10      Mr Levine said that the default judgment entered following the orders and findings of Judge Aileen Ryan were judgments of the Court which could be impeached generally only by proof of fraud in their being obtained, which was a very high hurdle to ov’erleap, and therefore I should give, as I understood his submission, little or no credence to Mrs Nardella’s suspicions about collusion between the plaintiff and her estranged husband.
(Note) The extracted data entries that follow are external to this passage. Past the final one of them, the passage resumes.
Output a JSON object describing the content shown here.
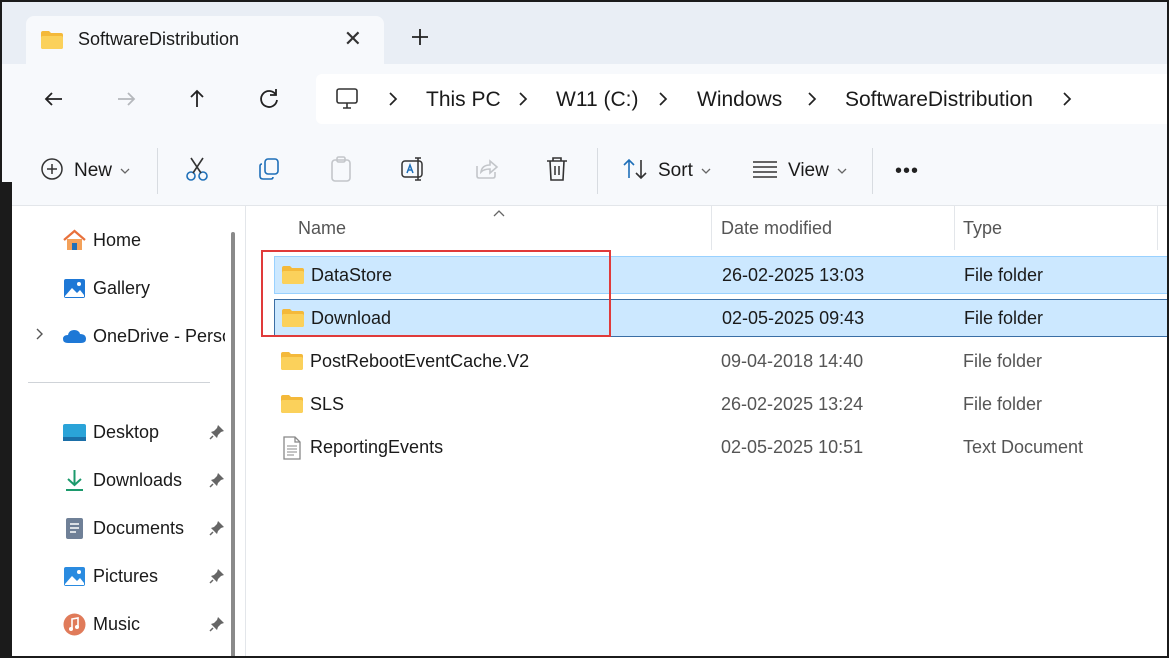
{
  "tab": {
    "title": "SoftwareDistribution",
    "close": "✕",
    "new_tab": "+"
  },
  "breadcrumb": [
    "This PC",
    "W11 (C:)",
    "Windows",
    "SoftwareDistribution"
  ],
  "toolbar": {
    "new_label": "New",
    "sort_label": "Sort",
    "view_label": "View",
    "more_label": "•••"
  },
  "sidebar": {
    "items": [
      {
        "label": "Home",
        "icon": "home-icon"
      },
      {
        "label": "Gallery",
        "icon": "gallery-icon"
      },
      {
        "label": "OneDrive - Personal",
        "icon": "cloud-icon"
      }
    ],
    "pinned": [
      {
        "label": "Desktop",
        "icon": "desktop-icon"
      },
      {
        "label": "Downloads",
        "icon": "download-icon"
      },
      {
        "label": "Documents",
        "icon": "documents-icon"
      },
      {
        "label": "Pictures",
        "icon": "pictures-icon"
      },
      {
        "label": "Music",
        "icon": "music-icon"
      }
    ]
  },
  "columns": {
    "name": "Name",
    "date": "Date modified",
    "type": "Type"
  },
  "files": [
    {
      "name": "DataStore",
      "date": "26-02-2025 13:03",
      "type": "File folder",
      "icon": "folder-icon",
      "selected": true
    },
    {
      "name": "Download",
      "date": "02-05-2025 09:43",
      "type": "File folder",
      "icon": "folder-icon",
      "selected": true
    },
    {
      "name": "PostRebootEventCache.V2",
      "date": "09-04-2018 14:40",
      "type": "File folder",
      "icon": "folder-icon",
      "selected": false
    },
    {
      "name": "SLS",
      "date": "26-02-2025 13:24",
      "type": "File folder",
      "icon": "folder-icon",
      "selected": false
    },
    {
      "name": "ReportingEvents",
      "date": "02-05-2025 10:51",
      "type": "Text Document",
      "icon": "text-file-icon",
      "selected": false
    }
  ],
  "colors": {
    "selection": "#cce8ff",
    "highlight_box": "#e03a3a",
    "folder": "#f7c948"
  }
}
11      The question of whether an adjournment ought be granted in these circumstances is therefore quite a difficult one.  Generally, one might have said that where a party asserts the need further to investigate his or her case, and seeks a relatively short adjournment in circumstances where there is no particular event threatening as far as the other party is concerned, one finds a scenario where an adjournment would generally be granted.  The reason why I am doubtful about seeing this proceeding in that light is that there was not a ghost of any basis for any of the alleged trusts to be found in the affidavit which Mrs Nardella has filed, and her counsel, Mr Randles, indicated a willingness to investigate the possibility that facts which might be supportive of a trust could be investigated, but seems to have little enthusiasm for the task.

12      Mrs Nardella’s claim seems to be little more, or indeed no more, than an  application for a prospective property adjustment in her favour, which, as I understand the legal principles, would not be supportive of the existence of any property rights in her favour in the relevant property as of now.

13      With some hesitation, however, I am inclined to give the adjournment.  Despite the unpromising situation that I have described, there remains the possibility that the second defendant, Mrs Nardella, may have a basis for asserting one of the three alleged trusts which those advising her have not really turned their minds to.  It is a possible interpretation of the way matters have been presented to me that Mrs Nardella and her advisers have, if you will, fixated upon the prospective property settlement scenario which the Federal Circuit Court certainly can bring into existence and not really investigated at all any matters which might have been supportive of some pre-existing rights.  A short adjournment can subject that hypothesis to the acid test and, as far as I can see, unless something supportive of a present existing trust or trusts is offered on the adjourned date, this application for removal of caveats has very good prospects of success.

14      Accordingly, with great hesitation, I grant the adjournment which Mr Randles sought.